Tuesday, February 17, 2009

Gray Answers...

We grow up taught that honesty is the best policy. While I don't believe any of us should purposely lie, I have grown to realize that many answers in life are not black and white, much is in the gray.

The other day at work my "go to" nurse was off, so I knew I had to start all the IV's on my own. When I get a hard stick or if someone comes in and the first thing out of their mouth is "you get one try" I go and get my wonderful co-worker who amazes me with her IV ability. Sometimes I really think she makes veins in people sometimes. Many of the people who come in our department are already somewhat ill, out of shape and not young...all of which add up to not easy IV's.

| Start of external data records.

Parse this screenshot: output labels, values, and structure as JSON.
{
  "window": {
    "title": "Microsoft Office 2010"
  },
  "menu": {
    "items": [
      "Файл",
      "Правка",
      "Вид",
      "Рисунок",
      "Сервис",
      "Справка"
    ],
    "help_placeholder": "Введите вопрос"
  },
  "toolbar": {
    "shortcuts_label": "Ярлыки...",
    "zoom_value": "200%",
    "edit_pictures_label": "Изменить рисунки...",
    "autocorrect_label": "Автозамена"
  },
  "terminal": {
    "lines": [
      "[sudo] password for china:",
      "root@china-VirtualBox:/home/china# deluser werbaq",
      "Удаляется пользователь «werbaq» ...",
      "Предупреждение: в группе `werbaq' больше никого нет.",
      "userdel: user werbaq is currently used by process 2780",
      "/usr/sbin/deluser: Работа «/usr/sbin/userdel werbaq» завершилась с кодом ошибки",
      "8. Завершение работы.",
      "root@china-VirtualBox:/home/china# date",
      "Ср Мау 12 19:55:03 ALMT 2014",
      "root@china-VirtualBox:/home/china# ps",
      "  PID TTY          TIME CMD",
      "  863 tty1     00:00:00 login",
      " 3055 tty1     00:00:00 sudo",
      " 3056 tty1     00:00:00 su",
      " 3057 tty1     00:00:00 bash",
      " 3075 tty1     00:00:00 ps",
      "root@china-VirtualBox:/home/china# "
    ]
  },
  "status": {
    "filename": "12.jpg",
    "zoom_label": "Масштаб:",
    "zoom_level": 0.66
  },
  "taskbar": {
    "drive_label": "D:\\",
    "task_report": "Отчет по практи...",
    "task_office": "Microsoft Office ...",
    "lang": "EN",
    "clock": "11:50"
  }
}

The last patient we needed to set up was a tiny little lady who was close to 80. She hadn't had anything to eat or drink since the night before (this was about 10:30 am) and we had worked her in because she was supposed to have surgery that day, but was unable because she didn't get cardiac clearance...so she was in a great mood already. I go through my whole speech on the test she was having, and just how much fun it was going to be and she let me know she was not that excited to be with me today...yeah...fun stuff. Then the fun part...the IV and injection... I roll up her sleeve to see what kind of veins we were working with...I see nothing...absolutely nothing. She then told me that sometimes when she goes to the doctor they have to try 6 or 7 times to get blood...wonderful. Finally I find ONE possibility. At this point I would have NEVER tried to stick her, but today I had no choice. She then asked me the question I hate to hear...

"Are you any good at this?"

In reality...I would say I am pretty okay, working towards good... at starting IV's. I get most, but some people just have nothing to work with, and some people just scare me. I've only been doing this for almost a year, and I was taught how to start IV's on the job....sticking volunteers. Half the battle is having the confidence and having a thick skin to what the patients have to say. Some people are NEVER happy and no one wants you coming at them with a needle, and not a small one at that. So I could have told her the truth and said I'm not really sure...or I could have lied and said oh yeah I'm wonderful but I took the Gray road and said

"I certainly hope so."

I then proceeded to say a small prayer and try to start her IV while she stared at me. First try...no flashback of blood..dang it! Don't panic...pull back a little and try again...thank goodness, GOT IT...please thread please thread please thread...whew...it worked.

I am teaching Taylor that honestly is always the best policy, but as an adult sometimes I live in the gray area...

2 comments:

LeslieTummel said...

I think working in health care leads you (and me!) to the gray road a lot! :)

Anonymous said...

You are so right about this. I am glad that I am not the only one learning something new and in the gray area too....you are not alone!